Tanah-tanah yang srhat atau berkualitas akan menunjukkan
rendahnya atau bahkan tidak adanya polusi tanah, tidak mengalami degradasi,
tanaman tumbuh subur dan sehat serta menghasilkan produk yang aman dikonsumsi
baik oleh manusia maupun hewan, dan akan memberikan keuntungan pada petani
secara berkelanjutan. Kualitas tanah dapat dipandang dengan dua cara yang
berbeda, yaitu: 1) sebagai sifat/ atribut inherent tanah yang dapat digambarkan
dari sifat-sifat tanah atau hasil observasi tidak langsung (seperti kepekaan
terhadap erosi atau pemadatan) atau 2) sebagai kemampuan tanah untuk
menampakkan fungsi-fungsi produktivitas, lingkungan dan kesehatan (Rosmarkam
dan Nasih, 2002).
Parameter
kesuburan tanah standar (pH tanah, kadar bahan organik, N, P, dan K tersedia)
merupakan factor yang sangat penting dalam hubungannya dengan pertumbuhan
tanaman, produksi tanaman serta fungsi dan keragaman mikroorganisme tanah.
Parameter-parameter tanah tersebut umumnya sangat sensitive terhadap
pengelolaan tanah. Untuk tanah-tanah terpolusi dan terdegradasi,
indicator-indikator tersebut merupakan bagian dari set data minimum dan
indicator kimia tanah (Winarso, 2005).
Lahan Sawah Irigasi
Sumber
air irigasi harus memenuhi kualitas agar tidak berbahaya bagi tanaman yang akan
diairi karena dalam jangka panjang dapat berpengaruh terhadap kualitas hasil atau
produk pertanian. Kualitas air irigasi sangat tergantung dari kandungan sedimen
atau lumpur dan kandungan unsur-unsur kimia dalam air tersebut. Sedimen atau
lumpur dalam air pengairan berpengaruh dalam tekstur tanah, terutama pada tanah
yang bertekstur sedang sampai kasar akan memperlambat permeabilitas penampang
tanah akibat pori-pori tanah terisi atau tersumbat sediment tersebut, dan
menurunkan kesuburan tanah. Sedimen atau lumpur yang mengendap dalam saluran
irigasi akan mengurangi kapasitas pengaliran air dan memerlukan biaya tinggi
untuk membersihkannya (Hakim, dkk, 1986).
Keberadaan
sumberdaya air yang disediakan melalui pembangunan sarana irigasi perlu
ditingkatkan nilai fungsinya, sehingga dapat meningkatkan produktivitas dan daya
saing. Konsentrasi kegiatan usahatani dengan jenis kegiatan yang sama dalam
waktu yang bersamaan, seperti kegiatan pengolahan tanah dan panen raya yang
selama ini terjadi dan kurang menguntungkan dapat dihindari (Infotek, 2008).

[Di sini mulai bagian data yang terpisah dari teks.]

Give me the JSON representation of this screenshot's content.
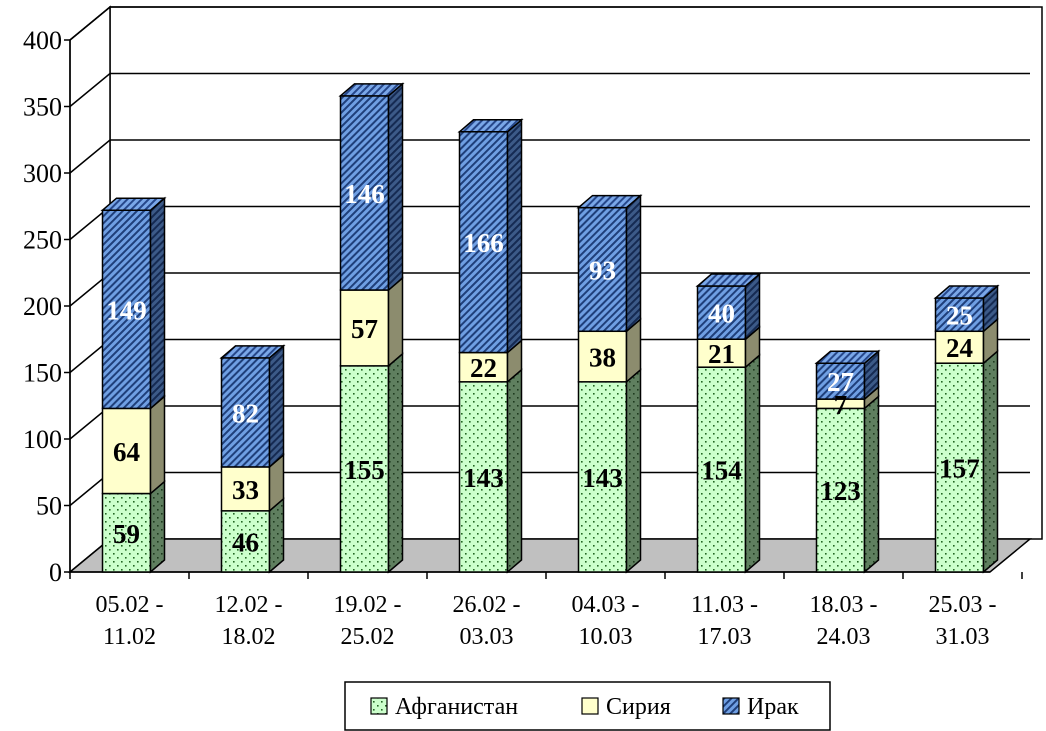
{
  "chart_data": {
    "type": "bar",
    "stacked": true,
    "three_d": true,
    "categories": [
      [
        "05.02 -",
        "11.02"
      ],
      [
        "12.02 -",
        "18.02"
      ],
      [
        "19.02 -",
        "25.02"
      ],
      [
        "26.02 -",
        "03.03"
      ],
      [
        "04.03 -",
        "10.03"
      ],
      [
        "11.03 -",
        "17.03"
      ],
      [
        "18.03 -",
        "24.03"
      ],
      [
        "25.03 -",
        "31.03"
      ]
    ],
    "series": [
      {
        "name": "Афганистан",
        "values": [
          59,
          46,
          155,
          143,
          143,
          154,
          123,
          157
        ],
        "color": "#ccffcc",
        "pattern": "dots",
        "label_color": "#000000"
      },
      {
        "name": "Сирия",
        "values": [
          64,
          33,
          57,
          22,
          38,
          21,
          7,
          24
        ],
        "color": "#ffffcc",
        "pattern": "none",
        "label_color": "#000000"
      },
      {
        "name": "Ирак",
        "values": [
          149,
          82,
          146,
          166,
          93,
          40,
          27,
          25
        ],
        "color": "#6699dd",
        "pattern": "diagonal",
        "label_color": "#ffffff"
      }
    ],
    "title": "",
    "xlabel": "",
    "ylabel": "",
    "ylim": [
      0,
      400
    ],
    "yticks": [
      0,
      50,
      100,
      150,
      200,
      250,
      300,
      350,
      400
    ],
    "grid": true,
    "legend_position": "bottom",
    "floor_color": "#c0c0c0"
  }
}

Fungsi irigasi secara umum antara lain:
• memasok kebutuhan air tanaman menjamin ketersediaan air apabila terjadi betatan
• menurunkan suhu tanah
• mengurangi kerusakan akibat frost
• melunakkan lapis keras pada saat pengolahan tanah
• memasok kebutuhan air tanaman menjamin ketersediaan air apabila terjadi betatan
• menurunkan suhu tanah
• mengurangi kerusakan akibat frost
• melunakkan lapis keras pada saat pengolahan tanah
(Subagyono, dkk,
2001).
Lahan Sawah Pasang Surut
Lahan rawa pasang surut adalah suatu wilayah rawa yang
dipengaruhi oleh gerakan pasang surut air laut yang secara berkala mengalami
luapan air pasang. Jadi lahan rawa pasang surut dapat dikatakan sebagai lahan
yang memperoleh pengaruh pasang surut air laut atau sungai-sungai sekitarnya.
Bila musim penghujan lahan-lahan ini tergenang air sampai satu meter diatas
permukaan tanah, tetapi bila musim kering bahkan permukaan air tanah menjadi
lebih besar 50 cm dibawah permukaan tanah (Hasibuan, 2008).
Lahan pasang surut dalam keadaan
alamiah merupakan lahan marginal tanah umum yang dijumpai pada lahan rawa pasang surut adalah tanah sulfat
masam potensial dan gambut. Secara umum permasalahan tanah-tanah yang dijumpai
pada lahan rawa pasang surut
adalah ketersedian hara makro yang rendah, kemasaman yang tinggi dan salinitas
yang tinggi sedangkan bila ditinjau dari segi hidrotopografinya lahan tersebut
kurang menguntungkan karena sering terluapi banjir atau tergenang (Noor, 2004).
Bila air pasang masuk
dan menggenangi lahan maka akan terjadi kenaikan pH dan konsentrasi kelarutan
Fe2+ dan Al3+ menurun. Saat surut sekalipun kemungkinan terjadi oksidasi pirit
yang akan berakibat penurunan pH dan toksisitas Fe2+ dan Al3+ akan terbawa oleh
aliran surutnya sungai. Efek pengkayaan mineral, peningkatan pH tanah, serta
pencucian dan sifat netralisasi ion-ion toksik oleh air pasang cukup dominan
dalam perbaikan sifat tanah (Notohadiprawiro, 2000).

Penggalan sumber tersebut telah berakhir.